The necessity to impart so much information hampers Goldsman in other ways. The characters are never more fleshed out than they might be in a story pitch: dashing superstar academic; beautiful and spunky police cryptologist; queeny, tweedy Brit scholar; and, of course, killer albino monk. Where Goldsman deserves no sympathy is the dialogue. Much of it is straight from Brown’s novel, but did that excuse Goldsman from the obligation to improve it? How does an actor say, “We’ve got to get to a library. Fast,” and not sound like Supernerd? How do any actors play the following exchange: “You have eidetic memory?” “Not quite. But I pretty much remember what I see -- (beat) “Whoa. Anagram is right.”
With the exception of his adaptation of John Grisham’s “The Client,” Goldsman’s work has never seemed particularly distinguished. And though screenplays have to stand on their own, there’s no way to honestly judge Goldsman’s work on “The Da Vinci Code” without knowing the problems inherent in the source. (In his introduction to the published screenplay, Goldsman admits that his first reaction on being asked to adapt it was, “I don’t know if it’s a movie.”)

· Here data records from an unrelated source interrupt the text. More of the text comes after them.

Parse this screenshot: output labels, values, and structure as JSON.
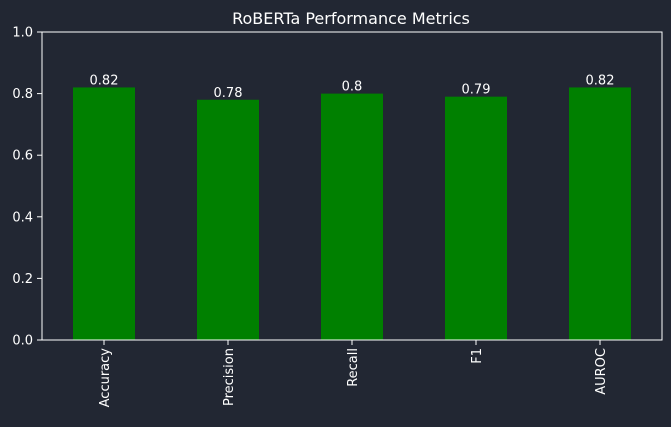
{
  "chart_data": {
    "type": "bar",
    "title": "RoBERTa Performance Metrics",
    "xlabel": "",
    "ylabel": "",
    "categories": [
      "Accuracy",
      "Precision",
      "Recall",
      "F1",
      "AUROC"
    ],
    "values": [
      0.82,
      0.78,
      0.8,
      0.79,
      0.82
    ],
    "data_labels": [
      "0.82",
      "0.78",
      "0.8",
      "0.79",
      "0.82"
    ],
    "ylim": [
      0.0,
      1.0
    ],
    "yticks": [
      0.0,
      0.2,
      0.4,
      0.6,
      0.8,
      1.0
    ],
    "ytick_labels": [
      "0.0",
      "0.2",
      "0.4",
      "0.6",
      "0.8",
      "1.0"
    ],
    "grid": false,
    "legend": "none",
    "colors": {
      "background": "#222733",
      "bar": "#008000",
      "text": "#ffffff",
      "axis": "#ffffff"
    }
  }
}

Reading a published screenplay takes you only so far, of course. You can’t, for example, imagine the rhythm of the shots, the weight that the director and the actors will give to certain moments or dialogue. In some ways, it would be easier to judge a screenplay in the course of watching a movie, with the result right in front of you. So it would be dishonest to pass judgment on Goldsman divorced from any knowledge of what Ron Howard did with his script. Howard is too conventional a director to bring the film the craziness and pace that it needs. (If ever there should be a lapsed Catholic behind the camera, this is the movie.)
But the slow deliberation of Goldsman’s script does provide the pleasant novelty of a summer blockbuster that isn’t punctuated by explosions every two minutes. There’s also no escaping the kick of seeing a big-budget Hollywood movie that qualifies as an honest-to-God blasphemy. The rest of the movie’s pleasures -- such as the lovely cinematography of Salvatore Totino, and the equally lovely Audrey Tautou -- were, in the end, out of Goldsman’s hands.